Methods: The CIS-2008 tracked 15,980 child maltreatment investigations conducted in a representative sample of 112 Child Welfare Service Areas, including 22 First Nations child welfare agencies, across Canada. Child welfare workers completed three-page standardized data collection forms for all cases opened in sample agencies between October 1st and December 31st, 2008. Weighted, national estimates of incidence of child maltreatment were derived based on these investigations. CIS data is used in combination with census data (aggregated to the agency level) and information about agency structure/resources in multivariate analyses which correct for the nested structure of the data.

Results: The continued overrepresentation of First Nations children is driven by neglect rather than by other forms of child maltreatment and neglect of First Nations children is associated with family/household factors including substance abuse, poverty and poor housing. Further analyses examine the relationship between community/agency level characteristics - such as community size, type (reserve/non-reserve), and remoteness - and service profiles.

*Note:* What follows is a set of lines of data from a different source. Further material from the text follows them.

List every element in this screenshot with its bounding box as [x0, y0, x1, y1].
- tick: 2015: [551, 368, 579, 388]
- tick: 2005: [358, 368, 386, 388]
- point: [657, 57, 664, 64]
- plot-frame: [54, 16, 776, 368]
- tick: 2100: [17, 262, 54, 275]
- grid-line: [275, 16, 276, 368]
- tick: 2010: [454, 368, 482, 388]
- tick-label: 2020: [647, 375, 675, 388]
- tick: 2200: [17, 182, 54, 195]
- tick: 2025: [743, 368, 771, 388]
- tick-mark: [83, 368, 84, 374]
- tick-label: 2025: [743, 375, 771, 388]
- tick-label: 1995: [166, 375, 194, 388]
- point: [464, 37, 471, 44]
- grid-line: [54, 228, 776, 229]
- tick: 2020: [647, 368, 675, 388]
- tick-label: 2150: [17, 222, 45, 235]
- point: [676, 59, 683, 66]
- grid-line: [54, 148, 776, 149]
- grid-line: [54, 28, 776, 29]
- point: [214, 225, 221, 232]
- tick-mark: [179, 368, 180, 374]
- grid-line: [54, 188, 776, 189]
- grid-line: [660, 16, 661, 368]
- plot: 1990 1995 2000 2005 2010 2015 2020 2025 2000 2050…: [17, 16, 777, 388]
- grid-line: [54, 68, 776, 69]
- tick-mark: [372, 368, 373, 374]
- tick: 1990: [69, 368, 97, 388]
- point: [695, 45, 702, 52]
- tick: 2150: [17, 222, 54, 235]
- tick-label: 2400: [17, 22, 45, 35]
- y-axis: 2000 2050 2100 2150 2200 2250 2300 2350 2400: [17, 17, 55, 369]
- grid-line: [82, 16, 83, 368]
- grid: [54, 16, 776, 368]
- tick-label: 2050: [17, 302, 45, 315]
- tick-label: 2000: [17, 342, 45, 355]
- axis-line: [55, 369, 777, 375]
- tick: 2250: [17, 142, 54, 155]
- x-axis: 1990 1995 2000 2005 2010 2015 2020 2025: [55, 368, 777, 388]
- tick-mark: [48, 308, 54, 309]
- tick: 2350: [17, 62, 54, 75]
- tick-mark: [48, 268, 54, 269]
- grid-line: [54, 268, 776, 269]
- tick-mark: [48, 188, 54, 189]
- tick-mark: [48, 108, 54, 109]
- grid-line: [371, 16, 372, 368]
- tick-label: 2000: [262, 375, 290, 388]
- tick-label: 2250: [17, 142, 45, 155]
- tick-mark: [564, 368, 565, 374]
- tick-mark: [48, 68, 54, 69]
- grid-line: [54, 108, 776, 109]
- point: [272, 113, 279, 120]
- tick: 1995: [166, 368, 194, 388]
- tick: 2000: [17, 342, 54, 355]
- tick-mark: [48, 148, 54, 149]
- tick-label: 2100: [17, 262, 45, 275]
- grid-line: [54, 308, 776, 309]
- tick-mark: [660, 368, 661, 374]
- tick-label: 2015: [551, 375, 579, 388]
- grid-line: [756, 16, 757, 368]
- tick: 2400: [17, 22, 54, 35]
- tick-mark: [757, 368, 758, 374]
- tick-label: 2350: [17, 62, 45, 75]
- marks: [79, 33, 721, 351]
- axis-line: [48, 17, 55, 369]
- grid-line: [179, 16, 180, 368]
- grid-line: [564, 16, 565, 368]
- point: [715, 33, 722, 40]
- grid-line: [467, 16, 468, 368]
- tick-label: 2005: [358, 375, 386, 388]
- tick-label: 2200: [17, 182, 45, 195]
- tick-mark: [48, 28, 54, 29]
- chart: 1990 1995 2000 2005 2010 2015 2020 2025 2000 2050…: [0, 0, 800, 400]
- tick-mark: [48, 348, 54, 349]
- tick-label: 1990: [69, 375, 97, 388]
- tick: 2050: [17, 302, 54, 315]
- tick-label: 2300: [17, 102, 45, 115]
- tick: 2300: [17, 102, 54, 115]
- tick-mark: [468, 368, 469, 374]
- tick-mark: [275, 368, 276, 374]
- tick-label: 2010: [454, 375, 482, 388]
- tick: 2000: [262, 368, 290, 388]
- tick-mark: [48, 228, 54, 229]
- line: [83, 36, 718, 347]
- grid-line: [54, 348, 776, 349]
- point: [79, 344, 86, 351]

Conclusions and Implications: Findings highlight the structural drivers of First Nations child maltreatment, speaking to the importance of resources for preventative and community-based support services for First Nations children and families. Findings are particularly salient in the Canadian context, where a pending human rights complaint alleges that the federal government systematically underfunds child welfare services in reserve communities. They are also relevant to an American context in which the federal government has recently provided incentives for Native American communities to share child welfare data similar to that collected by the CIS.